Chinese manufacturers are well aware that they operate in one of the few large markets that is still showing a pulse. Retail sales in October were up by 22 percent compared with the same month in 2007 -- a slight drop from 23.2 percent in September, but an impressive figure nonetheless. That exaggerates the country's economic vigor (growth in car sales, for example, is declining), but it would be a stretch to believe China is in recession.

As domestic consumption booms, China's export-oriented manufacturers are under siege. Figures announced Dec. 10 showed that exports fell by a startling 2.2 percent in November, compared with a year earlier. Analysts had expected an increase of around 15 percent; it was the first fall in exports for seven years.

The news followed a government survey, released Dec. 1, that showed a precipitous decline in the fortunes of export manufacturers, confirming lots of anecdotal evidence.

Every week brings fresh reports of factory closings. Unpaid workers have been staging violent protests. Diverting goods intended for export to the domestic market makes sense for factory owners, who want their firms to survive, and for local officials, who wish to maintain order.

There is, however, a problem. This scheme conflicts with government policy, which is to promote exports.

China encourages the import of industrial commodities, such as oil, base metals and even quality fabrics and industrial machinery -- provided goods made with them are sent abroad. Accordingly, a tax is imposed on imports, and is then mostly reimbursed when finished goods are exported. (Products brought into special zones devoted to manufacturing for markets abroad avoid the tax altogether.)

As a result of pressure from China's trading partners, these tax rebates on exports had been contracting. But in November a new stimulus plan was announced that increased the rebates on more than 3,000 items. Evidently China's officials hope the country can once again export its way to higher growth, despite the financial troubles in its main markets.
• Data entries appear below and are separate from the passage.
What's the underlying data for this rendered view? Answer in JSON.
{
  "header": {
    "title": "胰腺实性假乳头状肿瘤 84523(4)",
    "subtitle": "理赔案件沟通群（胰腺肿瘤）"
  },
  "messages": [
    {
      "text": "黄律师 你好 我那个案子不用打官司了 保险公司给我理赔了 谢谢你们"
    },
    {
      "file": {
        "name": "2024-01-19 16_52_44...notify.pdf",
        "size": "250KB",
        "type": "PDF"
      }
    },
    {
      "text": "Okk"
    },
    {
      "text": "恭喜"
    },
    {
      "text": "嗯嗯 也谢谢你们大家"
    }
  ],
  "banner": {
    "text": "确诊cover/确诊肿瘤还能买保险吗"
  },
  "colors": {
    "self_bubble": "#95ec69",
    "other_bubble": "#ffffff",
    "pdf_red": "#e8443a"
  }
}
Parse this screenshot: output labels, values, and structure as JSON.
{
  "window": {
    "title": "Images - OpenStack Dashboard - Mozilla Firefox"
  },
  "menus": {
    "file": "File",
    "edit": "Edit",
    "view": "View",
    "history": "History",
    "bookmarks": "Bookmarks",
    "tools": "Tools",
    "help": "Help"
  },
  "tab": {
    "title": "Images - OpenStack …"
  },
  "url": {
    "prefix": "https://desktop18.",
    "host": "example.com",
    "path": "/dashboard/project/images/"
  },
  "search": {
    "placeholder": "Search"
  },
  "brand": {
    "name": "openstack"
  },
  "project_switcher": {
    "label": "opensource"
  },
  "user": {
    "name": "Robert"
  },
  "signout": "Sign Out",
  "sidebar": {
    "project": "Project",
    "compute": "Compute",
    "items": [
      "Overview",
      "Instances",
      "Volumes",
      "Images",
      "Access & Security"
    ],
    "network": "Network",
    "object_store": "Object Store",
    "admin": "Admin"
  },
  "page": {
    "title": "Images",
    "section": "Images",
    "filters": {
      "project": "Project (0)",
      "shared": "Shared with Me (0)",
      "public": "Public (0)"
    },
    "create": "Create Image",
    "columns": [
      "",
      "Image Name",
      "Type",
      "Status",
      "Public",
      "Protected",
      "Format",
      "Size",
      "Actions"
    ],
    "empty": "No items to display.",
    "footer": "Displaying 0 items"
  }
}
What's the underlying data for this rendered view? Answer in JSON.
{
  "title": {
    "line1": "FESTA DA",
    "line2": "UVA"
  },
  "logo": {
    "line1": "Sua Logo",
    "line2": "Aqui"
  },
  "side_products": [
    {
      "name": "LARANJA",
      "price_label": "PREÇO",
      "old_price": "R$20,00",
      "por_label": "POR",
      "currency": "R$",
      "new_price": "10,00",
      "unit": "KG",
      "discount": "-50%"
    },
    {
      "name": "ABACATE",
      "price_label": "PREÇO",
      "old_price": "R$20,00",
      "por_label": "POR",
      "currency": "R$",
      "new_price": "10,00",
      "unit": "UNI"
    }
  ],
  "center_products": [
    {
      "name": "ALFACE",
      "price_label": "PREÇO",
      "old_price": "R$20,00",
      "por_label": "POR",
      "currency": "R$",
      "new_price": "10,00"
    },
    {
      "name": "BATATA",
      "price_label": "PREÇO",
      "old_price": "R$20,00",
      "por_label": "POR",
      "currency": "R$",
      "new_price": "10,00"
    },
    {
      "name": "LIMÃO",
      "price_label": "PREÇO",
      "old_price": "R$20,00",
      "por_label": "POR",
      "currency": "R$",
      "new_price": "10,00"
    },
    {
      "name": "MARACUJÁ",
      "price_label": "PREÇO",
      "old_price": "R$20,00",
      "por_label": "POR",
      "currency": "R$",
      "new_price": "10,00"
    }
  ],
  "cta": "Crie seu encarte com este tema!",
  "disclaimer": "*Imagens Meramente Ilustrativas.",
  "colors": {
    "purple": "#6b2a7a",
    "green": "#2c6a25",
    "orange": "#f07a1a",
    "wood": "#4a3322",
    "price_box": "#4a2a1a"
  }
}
Given that demand is more robust at home than abroad, the market is pushing in the opposite direction to the government. But circumventing policy is difficult. Along with the loss of the rebate, say manufacturers, comes an increase in attention from public authorities that most companies prefer to avoid. Some manufacturers therefore avoid the domestic market in China entirely; others run separate factories for domestic and foreign goods.

The Hong Kong end run

One solution is to route goods to the domestic market via Hong Kong, so that they qualify as exports, but this takes time and money and strikes many operators as a huge waste of both. China and Hong Kong are filled with small trading companies noted for their ability to handle these problems using one murky method or another. The sudden appearance of higher-quality goods suggests officials are being less zealous than usual in enforcing the export rules, for fear of causing job losses.

Chinese consumers must surely be pleased that they can buy better products at keen prices. A year ago, the boom was expected to be the means of breaking down the divide between China's domestic and export-led economies. But perhaps a bust is what was required.